This week the soccer team that is in Thailand trapped in the cave are being rescued as we speak. Eight of the boys so far have been taken out of their dire circumstances. Like the rest of the world I have wept and prayed and asked God plainly for the lives of these boys. We need some hope in the world. Not another tragedy. Their discovery and rescue so far is nothing short of miraculous.
And then there’s this other part of me…
You see, I’ve been to the Chiang Rai province where they are at. There is another group of people that are trapped in a cave. They are girls. And while some people are doing something about them, there is not neary enough in order for even a few to be recovered. Their rescue is much more complex. Much more in need of the miraculous. And not quite as sexy as this rescue.
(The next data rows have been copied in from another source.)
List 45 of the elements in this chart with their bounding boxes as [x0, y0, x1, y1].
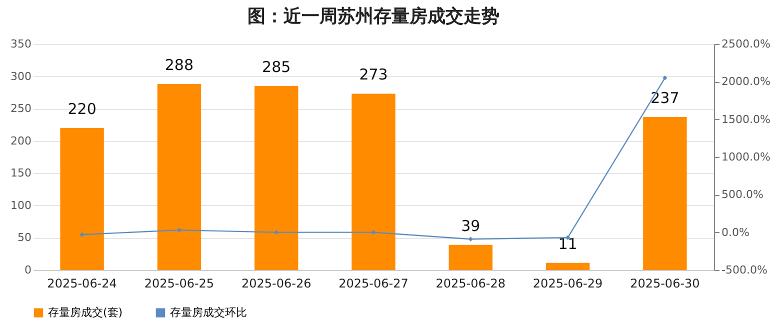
bar: [352, 94, 396, 270]
y-tick-label: 300: [10, 70, 32, 83]
x-tick-label: 2025-06-25: [144, 276, 214, 290]
x-tick-label: 2025-06-24: [47, 276, 117, 290]
y-tick-label: 200: [10, 134, 32, 148]
y2-tick-label: 1000.0%: [722, 150, 770, 164]
x-tick-label: 2025-06-27: [338, 276, 408, 290]
y-tick-label: 100: [10, 198, 32, 212]
y2-tick-label: 1500.0%: [722, 112, 770, 126]
x-tick-label: 2025-06-29: [532, 276, 603, 290]
point: [274, 230, 279, 235]
bar: [60, 128, 104, 270]
legend-label: 存量房成交(套): [48, 306, 123, 319]
y2-tick-label: 2000.0%: [722, 75, 770, 88]
point: [80, 232, 84, 237]
y2-tick-label: -500.0%: [722, 264, 768, 276]
y2-tick-label: 500.0%: [722, 188, 764, 202]
bar: [157, 84, 202, 270]
chart-title: 图：近一周苏州存量房成交走势: [248, 6, 500, 27]
point: [176, 228, 182, 232]
data-label: 288: [164, 56, 194, 74]
point: [371, 230, 376, 235]
y-tick-label: 50: [18, 231, 32, 244]
data-label: 273: [359, 66, 388, 84]
bar: [643, 116, 687, 270]
data-label: 39: [461, 216, 480, 235]
y-tick-label: 0: [24, 264, 32, 276]
bar: [448, 244, 493, 270]
data-label: 237: [650, 88, 680, 107]
bar: [254, 86, 298, 270]
legend-label: 存量房成交环比: [170, 306, 247, 319]
y-tick-label: 250: [10, 102, 32, 116]
data-label: 285: [262, 58, 291, 76]
data-label: 220: [68, 100, 96, 118]
data-label: 11: [558, 234, 578, 253]
point: [468, 236, 473, 242]
x-tick-label: 2025-06-26: [241, 276, 312, 290]
y-tick-label: 150: [10, 166, 32, 180]
point: [662, 76, 668, 80]
bar: [546, 262, 590, 270]
x-tick-label: 2025-06-28: [436, 276, 506, 290]
x-tick-label: 2025-06-30: [630, 276, 700, 290]
y2-tick-label: 2500.0%: [722, 38, 770, 50]
y-tick-label: 350: [10, 38, 32, 50]
y2-tick-label: 0.0%: [722, 226, 750, 239]
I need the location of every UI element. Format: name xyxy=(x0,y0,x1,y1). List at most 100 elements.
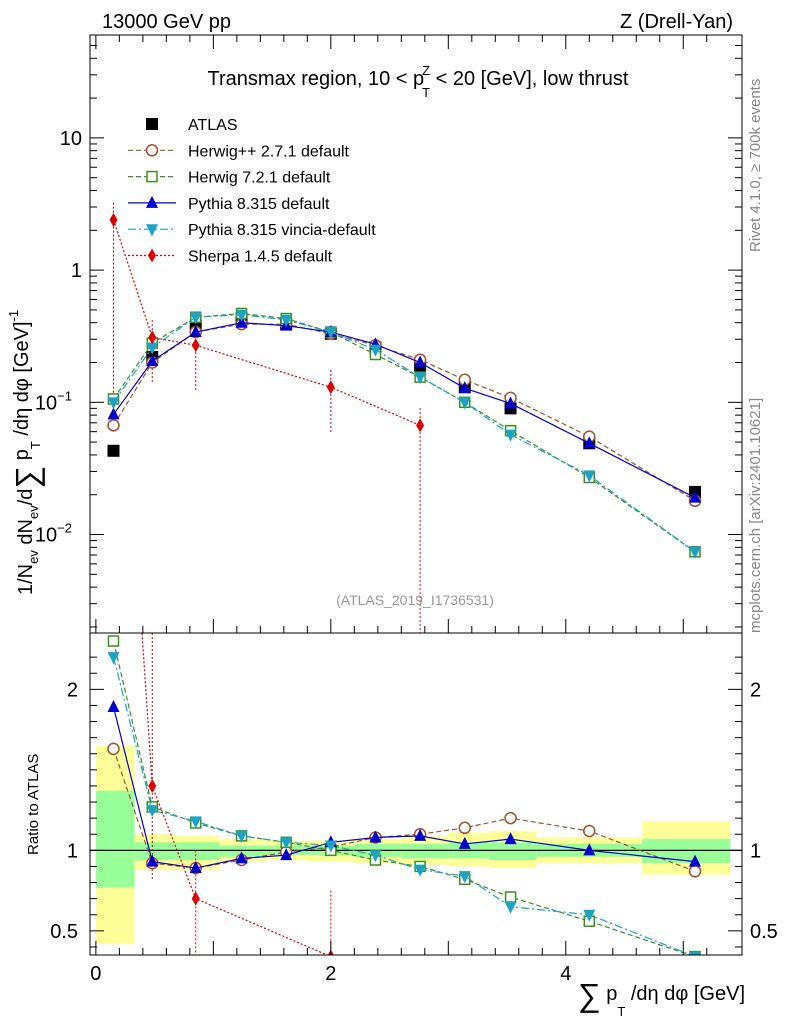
legend-label: Pythia 8.315 vincia-default xyxy=(188,222,376,239)
main-point-pythia-8-315-default xyxy=(583,436,596,449)
legend-label: ATLAS xyxy=(188,117,238,134)
ratio-ytick-label-right: 0.5 xyxy=(750,921,778,943)
ratio-point-pythia-8-315-vincia-default xyxy=(504,901,517,914)
main-point-pythia-8-315-vincia-default xyxy=(146,342,159,355)
main-line-herwig-2-7-1-default xyxy=(112,323,696,502)
ratio-line-pythia-8-315-vincia-default xyxy=(112,657,693,955)
ratio-line-pythia-8-315-default xyxy=(112,706,696,869)
ratio-point-pythia-8-315-default xyxy=(689,854,702,867)
legend-label: Herwig++ 2.7.1 default xyxy=(188,143,350,160)
ratio-ytick-label-right: 1 xyxy=(750,840,761,862)
ratio-point-pythia-8-315-default xyxy=(189,861,202,874)
main-point-sherpa-1-4-5-default xyxy=(109,212,118,227)
main-point-herwig-2-7-1-default xyxy=(107,419,120,432)
main-point-pythia-8-315-default xyxy=(107,407,120,420)
legend-marker xyxy=(146,118,158,130)
band-green xyxy=(219,845,267,857)
ratio-series-pythia-8-315-vincia-default xyxy=(107,652,702,955)
main-ytick-label: 10 xyxy=(60,128,82,150)
ratio-point-pythia-8-315-vincia-default xyxy=(414,864,427,877)
legend-marker xyxy=(145,144,159,157)
main-ytick-label: 10−2 xyxy=(35,521,72,547)
ratio-ytick-label: 2 xyxy=(67,679,78,701)
ratio-point-pythia-8-315-default xyxy=(146,854,159,867)
main-point-pythia-8-315-default xyxy=(458,381,471,394)
xlabel: ∑ pT /dη dφ [GeV] xyxy=(578,977,745,1019)
xtick-label: 2 xyxy=(325,963,336,985)
legend-label: Sherpa 1.4.5 default xyxy=(188,249,333,266)
main-point-pythia-8-315-vincia-default xyxy=(369,344,382,357)
band-green xyxy=(642,839,731,864)
main-point-sherpa-1-4-5-default xyxy=(148,330,157,345)
ratio-point-sherpa-1-4-5-default xyxy=(191,891,200,906)
chart-title: Transmax region, 10 < pZ T < 20 [GeV], lo… xyxy=(208,63,629,100)
ratio-point-pythia-8-315-default xyxy=(583,843,596,856)
main-point-pythia-8-315-vincia-default xyxy=(504,429,517,442)
ratio-ytick-label-right: 2 xyxy=(750,679,761,701)
uncertainty-bands xyxy=(95,745,731,944)
legend-entry-herwig-2-7-1-default: Herwig++ 2.7.1 default xyxy=(128,143,350,160)
main-series-pythia-8-315-default xyxy=(107,315,702,503)
main-point-pythia-8-315-default xyxy=(414,355,427,368)
legend-marker xyxy=(148,248,156,263)
ratio-line-herwig-7-2-1-default xyxy=(112,640,693,955)
ratio-point-pythia-8-315-default xyxy=(369,830,382,843)
ratio-point-pythia-8-315-vincia-default xyxy=(369,850,382,863)
ratio-point-pythia-8-315-default xyxy=(235,851,248,864)
main-series-sherpa-1-4-5-default xyxy=(109,212,425,433)
ratio-point-pythia-8-315-default xyxy=(458,836,471,849)
main-line-pythia-8-315-default xyxy=(113,322,696,499)
main-point-pythia-8-315-default xyxy=(189,325,202,338)
main-point-pythia-8-315-vincia-default xyxy=(414,372,427,385)
ratio-axis-ticks: 0.5 0.5 1 1 2 2 0 2 4 xyxy=(50,656,778,985)
band-green xyxy=(174,842,220,861)
ratio-point-pythia-8-315-vincia-default xyxy=(689,951,702,955)
header-left: 13000 GeV pp xyxy=(102,11,231,33)
ratio-point-pythia-8-315-vincia-default xyxy=(583,909,596,922)
ratio-point-herwig-2-7-1-default xyxy=(107,742,120,756)
ratio-ytick-label: 1 xyxy=(67,840,78,862)
legend-entry-sherpa-1-4-5-default: Sherpa 1.4.5 default xyxy=(128,248,333,266)
ratio-plot-area xyxy=(90,633,742,955)
ratio-point-sherpa-1-4-5-default xyxy=(148,778,157,793)
sherpa-error-bars xyxy=(112,202,421,633)
main-point-pythia-8-315-vincia-default xyxy=(189,312,202,325)
main-point-pythia-8-315-vincia-default xyxy=(280,314,293,327)
main-point-pythia-8-315-default xyxy=(146,354,159,367)
main-point-pythia-8-315-vincia-default xyxy=(235,309,248,322)
header-right: Z (Drell-Yan) xyxy=(620,11,733,33)
band-green xyxy=(401,843,449,859)
legend-label: Herwig 7.2.1 default xyxy=(188,170,331,187)
main-point-pythia-8-315-vincia-default xyxy=(458,397,471,410)
legend: ATLAS Herwig++ 2.7.1 default Herwig 7.2.1 … xyxy=(128,117,376,266)
main-point-pythia-8-315-default xyxy=(504,396,517,409)
ratio-point-pythia-8-315-default xyxy=(280,848,293,861)
legend-label: Pythia 8.315 default xyxy=(188,196,330,213)
ratio-point-pythia-8-315-default xyxy=(414,828,427,841)
band-green xyxy=(489,842,537,861)
ratio-point-herwig-7-2-1-default xyxy=(107,635,120,647)
ratio-series-herwig-7-2-1-default xyxy=(107,635,701,955)
main-line-pythia-8-315-vincia-default xyxy=(113,314,696,553)
ratio-point-pythia-8-315-vincia-default xyxy=(235,830,248,843)
ratio-point-pythia-8-315-vincia-default xyxy=(189,816,202,829)
legend-marker xyxy=(146,170,158,183)
legend-entry-herwig-7-2-1-default: Herwig 7.2.1 default xyxy=(128,170,331,187)
ratio-point-herwig-2-7-1-default xyxy=(458,821,472,835)
ratio-point-herwig-2-7-1-default xyxy=(583,824,596,838)
legend-entry-pythia-8-315-default: Pythia 8.315 default xyxy=(128,195,330,213)
ratio-point-pythia-8-315-default xyxy=(504,832,517,845)
xtick-label: 0 xyxy=(90,963,101,985)
legend-entry-atlas: ATLAS xyxy=(146,117,238,134)
sherpa-ratio-error-bars xyxy=(151,633,332,955)
main-point-pythia-8-315-vincia-default xyxy=(689,546,702,559)
main-series-pythia-8-315-vincia-default xyxy=(107,309,702,559)
main-line-sherpa-1-4-5-default xyxy=(112,219,421,426)
ratio-panel: 0.5 0.5 1 1 2 2 0 2 4 Ratio to ATLAS ∑ pT /dη dφ… xyxy=(25,632,778,1019)
ratio-point-herwig-2-7-1-default xyxy=(504,811,517,825)
rivet-label: Rivet 4.1.0, ≥ 700k events xyxy=(747,79,764,252)
ratio-point-pythia-8-315-default xyxy=(107,700,120,713)
legend-marker xyxy=(146,195,158,208)
main-point-pythia-8-315-vincia-default xyxy=(583,470,596,483)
Yes, sexy is an appropriate word. As these are the girls which are sourced for human trafficking. The small villages in this region in and around Thailand and Laos are where young girls are abducted. Because there is little income in the villages, they are told by an astute businessman that their daughters can have a good job in the city. The businessman is convincing. They let their young girls go hoping for a better life for them. Anything for a better life than poverty. It’s an act of love on their part.
But what the girls get is hell.
Time and time again these girls continue to get into the ring of trafficked girls in Bangkok, the prostitute capital of the world, and they don’t return. They don’t live long enough into adulthood typically to return later in life either.
And in Chiang Rai province, the same place where these boys are being rescued, is a Christian ministry that helps young girls learn how to sew. By learning a valuable trade their righteous work becomes profitable. When they have a skill that is profitable, the parents are less likely to let them leave for some “unknown job” out there in hope of a better life. Parents are free to visit. The children are free to return home when needed.
It’s a drop in the bucket. But every life saved is generations of salvation. They and their progeny are kept safe.
What is it in us that weeps and prays and pleads with God for a group of boys to be rescued, but rarely does the same for the young girls of this world? I’m including myself in this question.
“Human Trafficking” seems to be just one more desperately needed cause in the flood of causes worth praying for in the world. There is a genocide of Christians right now in Nigeria, child soldiers in the Congo, lost Syrian refugees wandering the world, issues of poverty in our nation, and a friend and neighbor dying of cancer. Bleeding humanity is everywhere we look. It’s overwhelming to the point that it numbs us.
I don’t want to be numb. But I can’t carry it all. None of us were ever meant to.
Perhaps what draws us to the Thailand boys is that there is the offering of a story of trial, drama, mystery and hope. International hope. A hope that has a beginning point and most importantly, it’s a story with an ending point (which we hope is good). It’s something we all desperately need right now. It’s much bigger than the small number of boys.
We all need a good story.
We all need hope.
We all need something difficult that ends well.
So with that I find the grace to pray for them. Weep for them. Hope for them.
While at the same time remembering there’s a different story running alongside them. A story of young boys and girls that are wishing desperately that they were the ones trapped in the cave so the world would work together to rescue them.
Perhaps because it seems like it is a problem that doesn’t have an ending point that numbs our desires to pray for the trafficked ones.
And while I can’t bear the burdens of the whole world, would you take 20 seconds and pray with me for the girls that are trapped around the world as well?